Friction, adhesion, and wear underlie many engineering applications and these phenomena can lead to significant energy losses. It has been estimated that 2-3% of gross domestic product in industrialized countries is lost to overcome friction, which includes replacement of worn parts. There is therefore a strong technological drive to design materials that have superior tribological properties. However, up to this point such design has been largely empirical because fundamental understanding of mechanisms that underlie frictional dissipation in moving contacts is still limited. Prof. Szlufarska’s group employs ab initio methods and large scale molecular simulations with highly accurate reactive force fields to discover new phenomena that occur in sliding contacts. Our research leads to fundamental understanding of mechanochemistry (i.e., the effects of chemistry on mechanics and vice versa) in frictional contacts and provides a foundation for design of materials with ultimate tribological performance. To reach experimental time scales, we combine atomistic simulations with coarse-graining techniques, such as the kinetic Monte Carlo simulations. Predictions of our models are tested in complementary atomic force microscopy (AFM) experiments (see experimental studies of nanoscale friction). We also develop continuum models, which combine phase field simulations of microstructural with finite element analysis of mechanics to predict how materials evolve during severe plastic deformation on typical experimental timescales.
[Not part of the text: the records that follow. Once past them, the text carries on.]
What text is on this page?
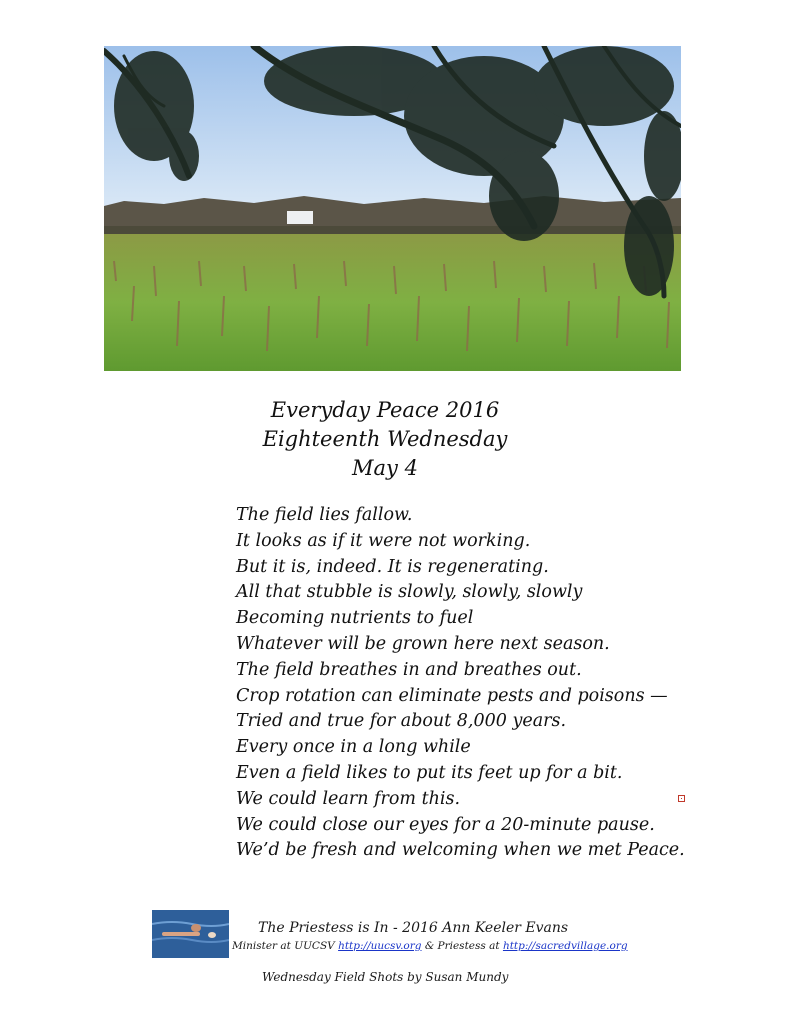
Everyday Peace 2016
Eighteenth Wednesday
May 4
The field lies fallow.
It looks as if it were not working.
But it is, indeed. It is regenerating.
All that stubble is slowly, slowly, slowly
Becoming nutrients to fuel
Whatever will be grown here next season.
The field breathes in and breathes out.
Crop rotation can eliminate pests and poisons —
Tried and true for about 8,000 years.
Every once in a long while
Even a field likes to put its feet up for a bit.
We could learn from this.
We could close our eyes for a 20-minute pause.
We’d be fresh and welcoming when we met Peace.
The Priestess is In - 2016 Ann Keeler Evans
Minister at UUCSV http://uucsv.org & Priestess at http://sacredvillage.org
Wednesday Field Shots by Susan Mundy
 Y. Mo, K. T. Turner, I. Szlufarska “Friction Laws at the Nanoscale”, Nature457, 1116 (2009)
 Y. Liu and I. Szlufarska, “Chemical origins of frictional ageing”, Phys. Rev. Lett109, 186102 (2012)
 Y. Mo and I. Szlufarska “Nanoscale heat transfer: Single hot contacts”, Nature Materials 12, 9-11 (2013)
Fig.1: (Top) Large scale molecular dynamics simulation of AFM tip sliding on hydrogen terminated diamond surface. The tip is made of diamond-like carbon and it is also passivated with H atoms. (Bottom) Finite element and phase field simulations of contact mechanics and grain growth in Cu.